La trovate a Squisito, nel Villaggio degli Artigiani.

Ah: non confondete Danilo Azzocchi con questi altri Azzocchi, anzh’essi porchettari, che stanno nella vicina Ariccia e che sono suoi cugini, non ricordo se di primo o secondo grado.

Norcineria Azzocchi Danilo
Corso don Minzoni, 45/47
Genzano (Roma)
Tel. 069396553

AGGIORNAMENTO DEL 7 GIUGNO 2008: Liborio Butera e Carlo Zaccaria, a Squisito, gli hanno dedicato qualche fotografia. Mi sono permesso di prenderne una in prestito, e di sostiturila a quella ce c’era prima, e che era generica. Superluo dire che i due amici, prima di impugnare l’obiettivo, hanno fatto… rifornimento.

Il lardo di Giannarelli piace anche in Svizzera

Tuesday, March 4th, 2008


Devo davvero ringraziare IWCAsuisse per aver realizzato tutta una serie di video su Squisito e di averli messi su Youtube (con l’indicazione che altri sono disponibili su Chefdicucina.com). Io li ho trovati solo adesso.
Questo che ho inserito è particolarmente interessante: lascia la parola a Claudia Giannarelli, che fa parte della famiglia di uno dei produttori migliori di lardo di Colonnata. Provate a guardare voi stessi quanto sono spessi questi lardi. Marino Giannarelli va nel mantovano ogni mattina, prestissimo, a cercarsi le groppe più spesse. Il lardo viene rifilato manualmente, poi calato nelle conche di marmo con sale ed aromi. Ma qui la produttrice è più probante di me nel raccontarlo.
Io posso solo dire che è un lardo eccezionale, di quelli che giustificano la fama di questo prodotto, ancora non intaccata dai troppi falsi e da certi prodotti mediocri. Giannarelli fa anche un gran guanciale al pepe e una bella pancetta di conca. Andare da lui, nella casetta dove fa questi prodotti, è un’esperienza da fare.

Marino Giannarelli
Fraz.
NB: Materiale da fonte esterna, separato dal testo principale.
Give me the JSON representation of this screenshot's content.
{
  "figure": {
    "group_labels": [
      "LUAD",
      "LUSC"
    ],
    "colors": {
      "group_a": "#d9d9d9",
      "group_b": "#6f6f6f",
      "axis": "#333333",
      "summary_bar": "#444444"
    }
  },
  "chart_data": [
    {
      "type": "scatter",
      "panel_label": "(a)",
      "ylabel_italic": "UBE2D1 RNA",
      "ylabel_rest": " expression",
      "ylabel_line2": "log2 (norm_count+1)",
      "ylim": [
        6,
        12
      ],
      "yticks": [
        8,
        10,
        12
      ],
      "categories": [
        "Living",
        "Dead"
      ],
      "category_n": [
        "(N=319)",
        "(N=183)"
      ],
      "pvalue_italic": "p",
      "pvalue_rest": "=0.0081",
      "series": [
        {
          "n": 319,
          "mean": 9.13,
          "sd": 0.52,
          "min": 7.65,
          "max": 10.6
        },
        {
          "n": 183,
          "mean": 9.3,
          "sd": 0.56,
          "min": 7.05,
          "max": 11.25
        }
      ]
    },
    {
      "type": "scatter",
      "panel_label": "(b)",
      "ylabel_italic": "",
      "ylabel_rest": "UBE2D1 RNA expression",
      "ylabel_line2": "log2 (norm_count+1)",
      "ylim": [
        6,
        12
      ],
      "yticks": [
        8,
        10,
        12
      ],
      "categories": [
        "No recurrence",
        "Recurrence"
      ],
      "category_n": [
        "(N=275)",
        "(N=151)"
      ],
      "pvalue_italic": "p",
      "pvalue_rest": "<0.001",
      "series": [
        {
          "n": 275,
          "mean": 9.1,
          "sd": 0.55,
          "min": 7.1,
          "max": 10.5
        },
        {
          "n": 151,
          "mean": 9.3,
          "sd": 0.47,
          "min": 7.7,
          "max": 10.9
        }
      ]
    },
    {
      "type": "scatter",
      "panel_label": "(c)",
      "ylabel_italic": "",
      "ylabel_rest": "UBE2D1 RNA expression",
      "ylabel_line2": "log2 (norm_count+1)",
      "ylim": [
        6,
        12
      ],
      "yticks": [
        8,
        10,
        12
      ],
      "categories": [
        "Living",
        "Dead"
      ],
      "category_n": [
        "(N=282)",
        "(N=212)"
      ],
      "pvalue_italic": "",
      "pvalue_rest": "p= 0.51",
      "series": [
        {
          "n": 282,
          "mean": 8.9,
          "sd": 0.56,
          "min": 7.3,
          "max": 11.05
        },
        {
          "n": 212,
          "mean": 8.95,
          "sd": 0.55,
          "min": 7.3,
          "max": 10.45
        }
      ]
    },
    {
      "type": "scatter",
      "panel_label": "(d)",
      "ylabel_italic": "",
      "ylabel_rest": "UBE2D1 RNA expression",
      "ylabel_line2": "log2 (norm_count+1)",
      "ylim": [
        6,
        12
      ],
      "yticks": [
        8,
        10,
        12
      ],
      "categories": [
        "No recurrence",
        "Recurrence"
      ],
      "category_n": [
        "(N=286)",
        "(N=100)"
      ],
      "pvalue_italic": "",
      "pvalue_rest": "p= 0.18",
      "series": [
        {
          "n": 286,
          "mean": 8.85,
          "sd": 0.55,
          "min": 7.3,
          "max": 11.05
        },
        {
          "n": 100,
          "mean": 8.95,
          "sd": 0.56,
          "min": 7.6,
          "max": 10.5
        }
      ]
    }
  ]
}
Colonnata, via Comunale di Colonnata 2
Carrara
Tel. 0585758093

Uno Squisito da non perdere

Saturday, September 22nd, 2007

SquisitoSe volete qualcosa di divertente da fare il prossimo fine settimana, perché non andare a fare una capatina a Squisito, a Ospedaletto di Rimini?
Certo, correrete il rischio di incontrarmi sabato prossimo, ma volete mettere tutto il resto? Dal Villaggio degli artigiani (ove si troveranno parecchi produttori di cose buone interessantissime, alcuni dei quali già incontrati su queste pagine) al Blog Cafè, dal convegno alla pizzeria (che venerdì potrà fregiarsi dell’apporto di Gabriele Bonci) al ristorante Vite (cliccate per sapere chi e quando cucinerà: il parterre di personalità culinarie è quantomai allettante): difficilmente vi annoierete, e passerete tre belle giornate in una vera propria enclave del gusto. Ma chi l’ha detto che il vino e i salumi (ambedue prodotti dai ragazzi di San Patrignano, e di qualità ormai nota tra gli appassionati) fanno solo male?

E c’è pure la mappa per arrivare.
Non avete nessuna scusa per non esserci.